When the 109-minute film reached its end, the air seemed to rush out of the conference room where the Daily News screened the documentary. The movie is rooted in heartache, and the camera lingers on all of its forms, from crime-scene photos of Officer Francom's blood-soaked clothes to the grief-stricken gaze of Lawrence's daughter - Wood's widow - Elizabeth.

"I viewed the film not as an activist, but as a family member who lost a loved one due to police violence," said Khalif, struggling to fight back tears. His cousin Brandon Tate-Brown was fatally shot by Philadelphia police during a controversial encounter that echoes some of the film's cases.

"My heart goes out to each and every one of those family members, because I know how it feels to feel helpless when you have family members who are hurting, and you can't do anything other than scream and shout and say this is wrong."

Khalif thanked Nestel for participating in the screening and discussion, noting that the Philadelphia Police Department had declined an invitation.

"I take great pride in being a police officer. It's been my family business for generations, and I don't like it when people look at me and think of me as the enemy," Nestel said.

"I think there are a lot of people like me that want to fix things."

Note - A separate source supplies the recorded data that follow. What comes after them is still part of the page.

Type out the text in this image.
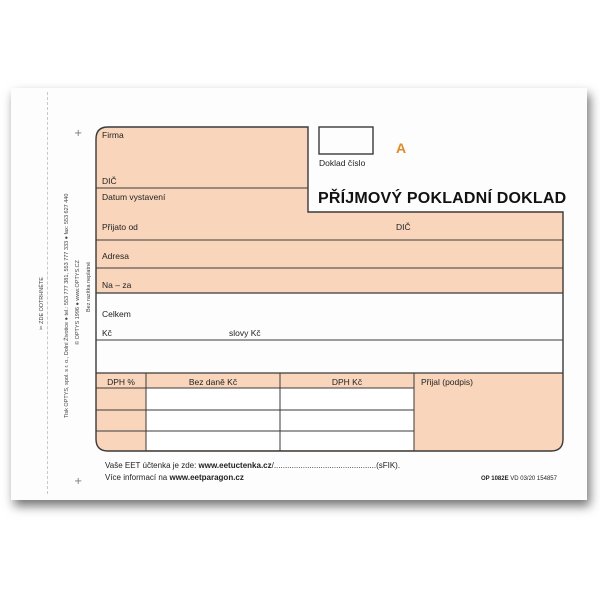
+
+
✂ ZDE ODTRHNĚTE	Tisk OPTYS, spol. s r. o., Dolní Životice ● tel.: 553 777 381, 553 777 333 ● fax: 553 627 440 © OPTYS 1996 ● www.OPTYS.CZ Bez razítka neplatné
Firma
DIČ
Datum vystavení
Doklad číslo
A
PŘÍJMOVÝ POKLADNÍ DOKLAD
Přijato od	DIČ
Adresa
Na – za
Celkem
Kč	slovy Kč
DPH %	Bez daně Kč	DPH Kč	Přijal (podpis)
Vaše EET účtenka je zde: www.eetuctenka.cz/..............................................(sFIK).
Více informací na www.eetparagon.cz	OP 1082E VD 03/20 154857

The conversation turned to whether procedures followed by police officers can sometimes escalate tense situations. Both Nestel and Christopher Norris, a local journalist and activist, noted that cops have to enforce policies set by lawmakers.

Utah, incidentally, has legislation that tracks the state's use of SWAT teams.

"Activists should be protesting at City Hall, not necessarily just the Roundhouse," Norris said, using the popular name for the Police Administration Building. "Some criticism against police officers are warranted, but the politicians go unscrutinized."

Local author Vincent Heck raised the issue of the rift that exists between police officers and many minority communities, a theme that largely didn't figure into "Peace Officer" because all the shooting victims featured in the film were white.

"A lot of communities aren't willing to give the police the benefit of the doubt," Heck said, "especially families that have experienced some form of police brutality."

Greater transparency could be key to rebuilding the public's trust in law enforcement, especially over controversial incidents, some say.

Kelvyn Anderson, executive director of the Police Advisory Commission, said the citizens' watchdog group still faces difficulty in obtaining records of police shootings, even though it is entitled to them.

Las Vegas, by contrast, publicly presents evidence collected after local investigations into police shootings have concluded, he said.

"Police have a different mindset. We're not always great at sharing information," he said. "But we can fix that."